I was wondering about the spider and then saw it and was all "oh, no surprise there, it is more like a lady centaur with some extra eyes and a dress on." I was hoping it would look more like a real spider.
posted by grumpybear69 at 1:44 PM on November 12, 2015


I was wondering about the spider and then saw it and was all "oh, no surprise there, it is more like a lady centaur with some extra eyes and a dress on." I was hoping it would look more like a real spider.

I think it depends on the panel.
posted by howfar at 1:55 PM on November 12, 2015 [2 favorites]


Honesty Cat
posted by ivan ivanych samovar at 2:04 PM on November 12, 2015


"Comicspeople, is there anything else out there that, based on these sparse observations, you would suspect that I would enjoy as much?"

I'd say give Pretty Deadly a try. Beautiful colors by Jordie Bellaire, fantastic art by Emma Ríos, and a story by Kelly Sue DeConnick that feels both familiar and strange at the same time.

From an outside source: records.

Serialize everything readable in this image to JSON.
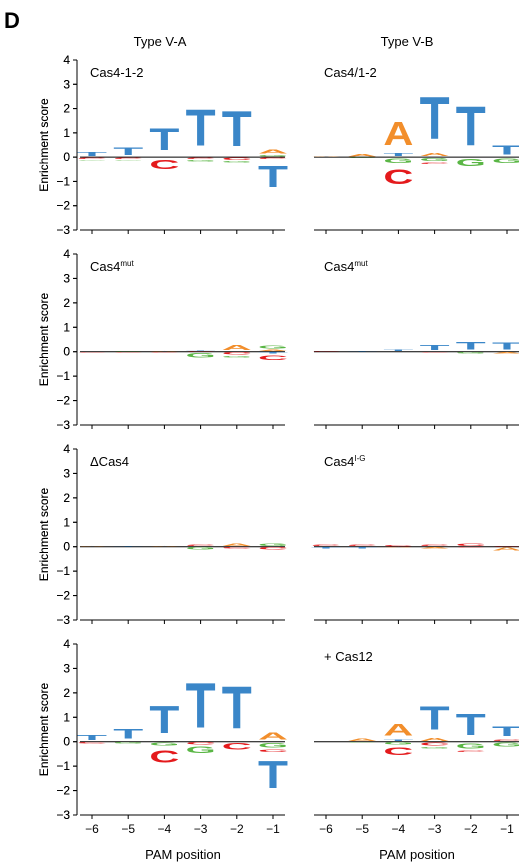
{
  "figure": {
    "panel_letter": "D",
    "column_titles": [
      "Type V-A",
      "Type V-B"
    ],
    "ylabel": "Enrichment score",
    "xlabel": "PAM position",
    "x_ticks": [
      "−6",
      "−5",
      "−4",
      "−3",
      "−2",
      "−1"
    ],
    "y_ticks": [
      "4",
      "3",
      "2",
      "1",
      "0",
      "−1",
      "−2",
      "−3"
    ]
  },
  "colors": {
    "A": "#f28e2b",
    "C": "#e41a1c",
    "G": "#5ab645",
    "T": "#3a86c8"
  },
  "chart_data": [
    {
      "type": "sequence-logo",
      "column": "Type V-A",
      "label": "Cas4-1-2",
      "label_sup": "",
      "ylim": [
        -3,
        4
      ],
      "positions": [
        -6,
        -5,
        -4,
        -3,
        -2,
        -1
      ],
      "stacks": [
        {
          "pos": -6,
          "up": [
            [
              "T",
              0.25
            ]
          ],
          "down": [
            [
              "C",
              0.1
            ],
            [
              "G",
              0.05
            ]
          ]
        },
        {
          "pos": -5,
          "up": [
            [
              "T",
              0.5
            ]
          ],
          "down": [
            [
              "C",
              0.1
            ],
            [
              "G",
              0.05
            ]
          ]
        },
        {
          "pos": -4,
          "up": [
            [
              "T",
              1.45
            ]
          ],
          "down": [
            [
              "C",
              0.6
            ]
          ]
        },
        {
          "pos": -3,
          "up": [
            [
              "T",
              2.4
            ]
          ],
          "down": [
            [
              "C",
              0.1
            ],
            [
              "G",
              0.1
            ]
          ]
        },
        {
          "pos": -2,
          "up": [
            [
              "T",
              2.3
            ]
          ],
          "down": [
            [
              "C",
              0.15
            ],
            [
              "G",
              0.1
            ]
          ]
        },
        {
          "pos": -1,
          "up": [
            [
              "G",
              0.1
            ],
            [
              "A",
              0.25
            ]
          ],
          "down": [
            [
              "C",
              0.1
            ],
            [
              "T",
              1.4
            ]
          ]
        }
      ]
    },
    {
      "type": "sequence-logo",
      "column": "Type V-B",
      "label": "Cas4/1-2",
      "label_sup": "",
      "ylim": [
        -3,
        4
      ],
      "positions": [
        -6,
        -5,
        -4,
        -3,
        -2,
        -1
      ],
      "stacks": [
        {
          "pos": -6,
          "up": [
            [
              "A",
              0.03
            ]
          ],
          "down": []
        },
        {
          "pos": -5,
          "up": [
            [
              "A",
              0.15
            ]
          ],
          "down": [
            [
              "G",
              0.05
            ]
          ]
        },
        {
          "pos": -4,
          "up": [
            [
              "T",
              0.2
            ],
            [
              "A",
              1.55
            ]
          ],
          "down": [
            [
              "G",
              0.3
            ],
            [
              "C",
              1.0
            ]
          ]
        },
        {
          "pos": -3,
          "up": [
            [
              "A",
              0.2
            ],
            [
              "T",
              2.8
            ]
          ],
          "down": [
            [
              "G",
              0.2
            ],
            [
              "C",
              0.1
            ]
          ]
        },
        {
          "pos": -2,
          "up": [
            [
              "T",
              2.55
            ]
          ],
          "down": [
            [
              "G",
              0.45
            ]
          ]
        },
        {
          "pos": -1,
          "up": [
            [
              "T",
              0.6
            ]
          ],
          "down": [
            [
              "G",
              0.3
            ]
          ]
        }
      ]
    },
    {
      "type": "sequence-logo",
      "column": "Type V-A",
      "label": "Cas4",
      "label_sup": "mut",
      "ylim": [
        -3,
        4
      ],
      "positions": [
        -6,
        -5,
        -4,
        -3,
        -2,
        -1
      ],
      "stacks": [
        {
          "pos": -6,
          "up": [
            [
              "T",
              0.02
            ]
          ],
          "down": [
            [
              "C",
              0.05
            ]
          ]
        },
        {
          "pos": -5,
          "up": [
            [
              "G",
              0.05
            ]
          ],
          "down": [
            [
              "C",
              0.05
            ]
          ]
        },
        {
          "pos": -4,
          "up": [
            [
              "A",
              0.05
            ]
          ],
          "down": [
            [
              "C",
              0.03
            ]
          ]
        },
        {
          "pos": -3,
          "up": [
            [
              "C",
              0.05
            ],
            [
              "T",
              0.05
            ]
          ],
          "down": [
            [
              "G",
              0.3
            ]
          ]
        },
        {
          "pos": -2,
          "up": [
            [
              "A",
              0.35
            ]
          ],
          "down": [
            [
              "C",
              0.15
            ],
            [
              "G",
              0.1
            ]
          ]
        },
        {
          "pos": -1,
          "up": [
            [
              "A",
              0.1
            ],
            [
              "G",
              0.2
            ]
          ],
          "down": [
            [
              "T",
              0.1
            ],
            [
              "C",
              0.3
            ]
          ]
        }
      ]
    },
    {
      "type": "sequence-logo",
      "column": "Type V-B",
      "label": "Cas4",
      "label_sup": "mut",
      "ylim": [
        -3,
        4
      ],
      "positions": [
        -6,
        -5,
        -4,
        -3,
        -2,
        -1
      ],
      "stacks": [
        {
          "pos": -6,
          "up": [
            [
              "C",
              0.05
            ]
          ],
          "down": []
        },
        {
          "pos": -5,
          "up": [
            [
              "T",
              0.05
            ]
          ],
          "down": []
        },
        {
          "pos": -4,
          "up": [
            [
              "T",
              0.1
            ]
          ],
          "down": []
        },
        {
          "pos": -3,
          "up": [
            [
              "T",
              0.35
            ]
          ],
          "down": [
            [
              "C",
              0.05
            ]
          ]
        },
        {
          "pos": -2,
          "up": [
            [
              "T",
              0.5
            ]
          ],
          "down": [
            [
              "G",
              0.1
            ]
          ]
        },
        {
          "pos": -1,
          "up": [
            [
              "T",
              0.45
            ]
          ],
          "down": [
            [
              "A",
              0.1
            ]
          ]
        }
      ]
    },
    {
      "type": "sequence-logo",
      "column": "Type V-A",
      "label": "ΔCas4",
      "label_sup": "",
      "ylim": [
        -3,
        4
      ],
      "positions": [
        -6,
        -5,
        -4,
        -3,
        -2,
        -1
      ],
      "stacks": [
        {
          "pos": -6,
          "up": [
            [
              "A",
              0.03
            ]
          ],
          "down": []
        },
        {
          "pos": -5,
          "up": [
            [
              "T",
              0.03
            ]
          ],
          "down": []
        },
        {
          "pos": -4,
          "up": [
            [
              "A",
              0.05
            ]
          ],
          "down": []
        },
        {
          "pos": -3,
          "up": [
            [
              "C",
              0.1
            ]
          ],
          "down": [
            [
              "G",
              0.15
            ]
          ]
        },
        {
          "pos": -2,
          "up": [
            [
              "A",
              0.15
            ]
          ],
          "down": [
            [
              "C",
              0.1
            ]
          ]
        },
        {
          "pos": -1,
          "up": [
            [
              "G",
              0.15
            ]
          ],
          "down": [
            [
              "C",
              0.15
            ]
          ]
        }
      ]
    },
    {
      "type": "sequence-logo",
      "column": "Type V-B",
      "label": "Cas4",
      "label_sup": "I-G",
      "ylim": [
        -3,
        4
      ],
      "positions": [
        -6,
        -5,
        -4,
        -3,
        -2,
        -1
      ],
      "stacks": [
        {
          "pos": -6,
          "up": [
            [
              "C",
              0.1
            ]
          ],
          "down": [
            [
              "T",
              0.1
            ]
          ]
        },
        {
          "pos": -5,
          "up": [
            [
              "C",
              0.1
            ]
          ],
          "down": [
            [
              "T",
              0.1
            ]
          ]
        },
        {
          "pos": -4,
          "up": [
            [
              "C",
              0.08
            ]
          ],
          "down": [
            [
              "A",
              0.05
            ]
          ]
        },
        {
          "pos": -3,
          "up": [
            [
              "C",
              0.1
            ]
          ],
          "down": [
            [
              "A",
              0.1
            ]
          ]
        },
        {
          "pos": -2,
          "up": [
            [
              "C",
              0.15
            ]
          ],
          "down": [
            [
              "C",
              0.05
            ]
          ]
        },
        {
          "pos": -1,
          "up": [
            [
              "C",
              0.05
            ]
          ],
          "down": [
            [
              "A",
              0.2
            ]
          ]
        }
      ]
    },
    {
      "type": "sequence-logo",
      "column": "Type V-A",
      "label": "",
      "label_sup": "",
      "ylim": [
        -3,
        4
      ],
      "positions": [
        -6,
        -5,
        -4,
        -3,
        -2,
        -1
      ],
      "stacks": [
        {
          "pos": -6,
          "up": [
            [
              "T",
              0.35
            ]
          ],
          "down": [
            [
              "C",
              0.1
            ]
          ]
        },
        {
          "pos": -5,
          "up": [
            [
              "T",
              0.65
            ]
          ],
          "down": [
            [
              "G",
              0.1
            ]
          ]
        },
        {
          "pos": -4,
          "up": [
            [
              "T",
              1.8
            ]
          ],
          "down": [
            [
              "G",
              0.2
            ],
            [
              "C",
              0.8
            ]
          ]
        },
        {
          "pos": -3,
          "up": [
            [
              "T",
              2.95
            ]
          ],
          "down": [
            [
              "C",
              0.15
            ],
            [
              "G",
              0.4
            ]
          ]
        },
        {
          "pos": -2,
          "up": [
            [
              "T",
              2.75
            ]
          ],
          "down": [
            [
              "C",
              0.4
            ]
          ]
        },
        {
          "pos": -1,
          "up": [
            [
              "A",
              0.45
            ]
          ],
          "down": [
            [
              "G",
              0.3
            ],
            [
              "C",
              0.15
            ],
            [
              "T",
              1.8
            ]
          ]
        }
      ]
    },
    {
      "type": "sequence-logo",
      "column": "Type V-B",
      "label": "+ Cas12",
      "label_sup": "",
      "ylim": [
        -3,
        4
      ],
      "positions": [
        -6,
        -5,
        -4,
        -3,
        -2,
        -1
      ],
      "stacks": [
        {
          "pos": -6,
          "up": [
            [
              "A",
              0.02
            ]
          ],
          "down": []
        },
        {
          "pos": -5,
          "up": [
            [
              "A",
              0.15
            ]
          ],
          "down": [
            [
              "G",
              0.05
            ]
          ]
        },
        {
          "pos": -4,
          "up": [
            [
              "T",
              0.1
            ],
            [
              "A",
              0.75
            ]
          ],
          "down": [
            [
              "G",
              0.15
            ],
            [
              "C",
              0.5
            ]
          ]
        },
        {
          "pos": -3,
          "up": [
            [
              "A",
              0.2
            ],
            [
              "T",
              1.55
            ]
          ],
          "down": [
            [
              "C",
              0.2
            ],
            [
              "G",
              0.1
            ]
          ]
        },
        {
          "pos": -2,
          "up": [
            [
              "T",
              1.4
            ]
          ],
          "down": [
            [
              "G",
              0.35
            ],
            [
              "C",
              0.1
            ]
          ]
        },
        {
          "pos": -1,
          "up": [
            [
              "C",
              0.1
            ],
            [
              "T",
              0.65
            ]
          ],
          "down": [
            [
              "G",
              0.25
            ]
          ]
        }
      ]
    }
  ]
}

I'm not going to say it's groundbreaking like Saga is, but it might scratch some of the same itch for non-heroes-in-pajamas that are on a quest of sorts.

Or just go read Rat Queens if you like things that are Fun.
posted by komara at 2:41 PM on November 12, 2015 [1 favorite]


I think one of my favorite Saga moments is the build-up to the big reveal of King Robot, a set of fairly traditionally framed single-page layouts, then you flip over (or click next) to a glorious two-page single-character spread. It's hilarious, but it also gives weight to the man who's been pushing Prince Robot around from the background for 21 issues.
posted by CBrachyrhynchos at 4:03 PM on November 12, 2015


I read an interview with BKV about how he loved Star Wars, but hated the prequels, but couldn't make his own better SW movie, so he made Saga instead, basically his take on large, far ranging yet character driven Space Opera. Makes sense.
Plus Fiona Staples is butt dropping amazing.
posted by signal at 4:56 PM on November 12, 2015 [1 favorite]


So the war equals the bigotry, and the first look at the Rebellion, the claimed to be anti-war movement, supports this concept. Appeared in Issue #25, these guys contrived to look super weird even for the world of weirdness. And though we don’t know much about them yet, they are probably interested in “tolerance” like nobody else.
FWIW, this was published in March.

Carry on.
posted by ChurchHatesTucker at 5:33 PM on November 12, 2015


The answer is Ghus. If Brian K Vaughan bangs his head badly and turns into Dave Sim, and spends the next several decades spouting bitter, paranoid misogyny, I will keep reading, so long as Fiona Staples makes sure those awful words come out of the mouth of a humanoid baby seal in overalls and footie pajamas.
posted by elr at 5:05 PM on November 13, 2015 [4 favorites]


Ghüs.
posted by howfar at 9:45 AM on November 14, 2015 [2 favorites]


Goose?
posted by ChurchHatesTucker at 7:38 PM on November 14, 2015 [1 favorite]




Last week's issue reminded me of one reason why I love Saga. A universe that just happens to have multiple LGBT characters? Yes. Spoiler.